Any tips on dealing with difficult family members during wedding planning and too many relatives/friends trying to persuade you to do something a certain way?
My father passed away in late September and I had posted on this forum about ways to honor a loved one at the wedding. I decided to have a photo in a frame of him and a candle next to the guest book at the cocktail hour. I was going to add a small card that said "In loving memory of ______, father of the bride." My fiancé loved the idea, my in-laws, and my mother liked the idea. When I was sharing it with my dad's relatives they said they liked it, too.
Then I got a phone call from my mom this weekend (weeks after the conversation) saying that she spoke to my dad's sisters and they don't want me to include a photo of my dad or a candle.
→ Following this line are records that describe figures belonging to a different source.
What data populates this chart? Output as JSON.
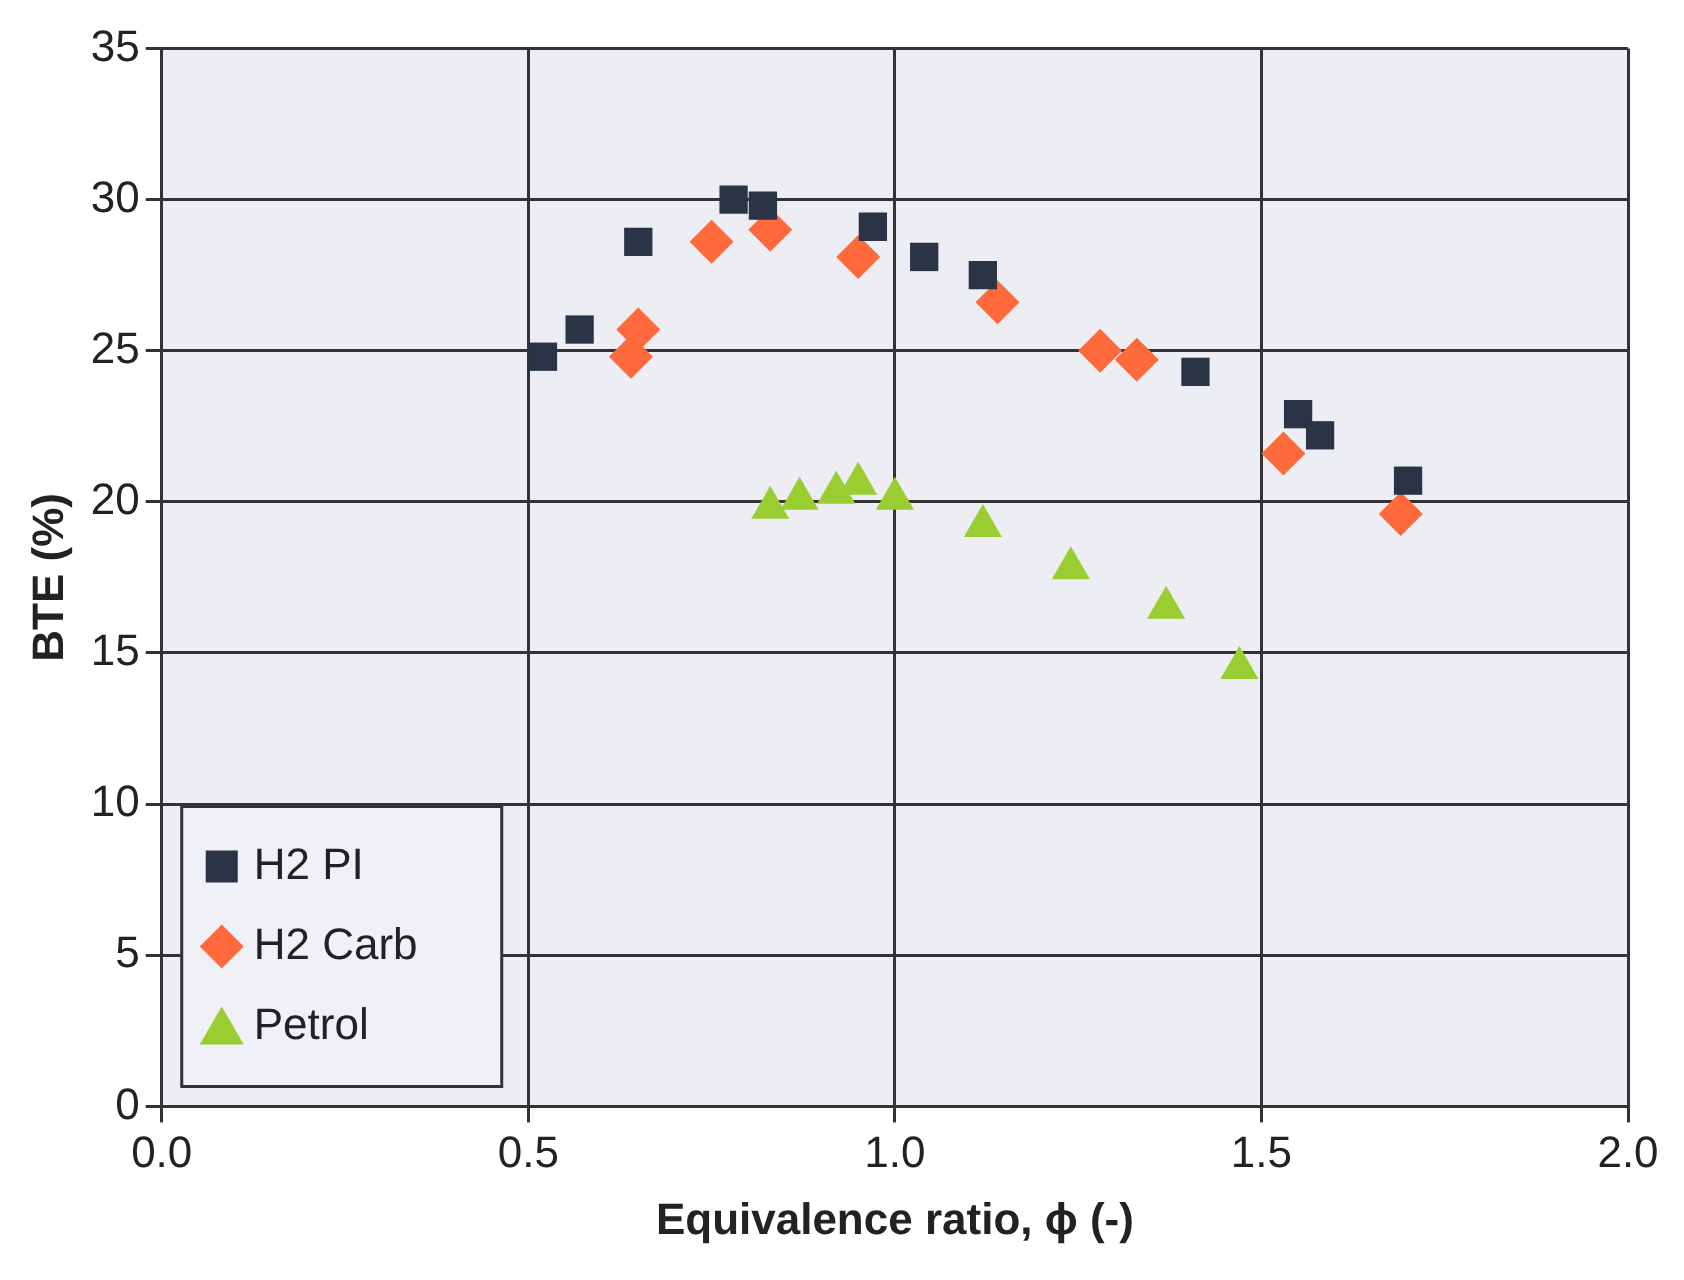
{
  "chart_data": {
    "type": "scatter",
    "xlabel": "Equivalence ratio, ϕ (-)",
    "ylabel": "BTE (%)",
    "xlim": [
      0,
      2
    ],
    "xticks": [
      {
        "value": 0,
        "label": "0.0"
      },
      {
        "value": 0.5,
        "label": "0.5"
      },
      {
        "value": 1,
        "label": "1.0"
      },
      {
        "value": 1.5,
        "label": "1.5"
      },
      {
        "value": 2,
        "label": "2.0"
      }
    ],
    "ylim": [
      0,
      35
    ],
    "yticks": [
      0,
      5,
      10,
      15,
      20,
      25,
      30,
      35
    ],
    "grid": true,
    "legend": "bottom left",
    "series": [
      {
        "name": "H2 PI",
        "color": "#2b3346",
        "marker": "square",
        "x": [
          0.52,
          0.57,
          0.65,
          0.78,
          0.82,
          0.97,
          1.04,
          1.12,
          1.41,
          1.55,
          1.58,
          1.7
        ],
        "values": [
          24.8,
          25.7,
          28.6,
          30.0,
          29.8,
          29.1,
          28.1,
          27.5,
          24.3,
          22.9,
          22.2,
          20.7
        ]
      },
      {
        "name": "H2 Carb",
        "color": "#ff6a3d",
        "marker": "diamond",
        "x": [
          0.64,
          0.65,
          0.75,
          0.83,
          0.95,
          1.14,
          1.28,
          1.33,
          1.53,
          1.69
        ],
        "values": [
          24.8,
          25.7,
          28.6,
          29.0,
          28.1,
          26.6,
          25.0,
          24.7,
          21.6,
          19.6
        ]
      },
      {
        "name": "Petrol",
        "color": "#9acd32",
        "marker": "triangle",
        "x": [
          0.83,
          0.87,
          0.92,
          0.95,
          1.0,
          1.12,
          1.24,
          1.37,
          1.47
        ],
        "values": [
          19.8,
          20.1,
          20.3,
          20.6,
          20.1,
          19.2,
          17.8,
          16.5,
          14.5
        ]
      }
    ]
  }
}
They feel it's "too upsetting," especially for them and my grandmother (my father's mother). My mom said I need to take into account other people's feelings and that this wedding is not about my dad.
I am very upset because this gesture was important to me. I really want to recognize my dad on that day and I think it's a subtle, classy way of doing it.
My friend suggested I write a heartfelt letter explaining why this is so important to me and sending it to my aunts. She says I should then go ahead and do the photo and candle.
My mom says it will cause more drama.
I'm feeling frustrated because I want to be able to share details about the wedding and our plans but it seems that every time I do, it causes drama because relatives want it done a different way (including my mom, who is contributing some money towards the wedding). Should I just keep the details to myself from now on?
Any similar experiences that you can share? Thanks.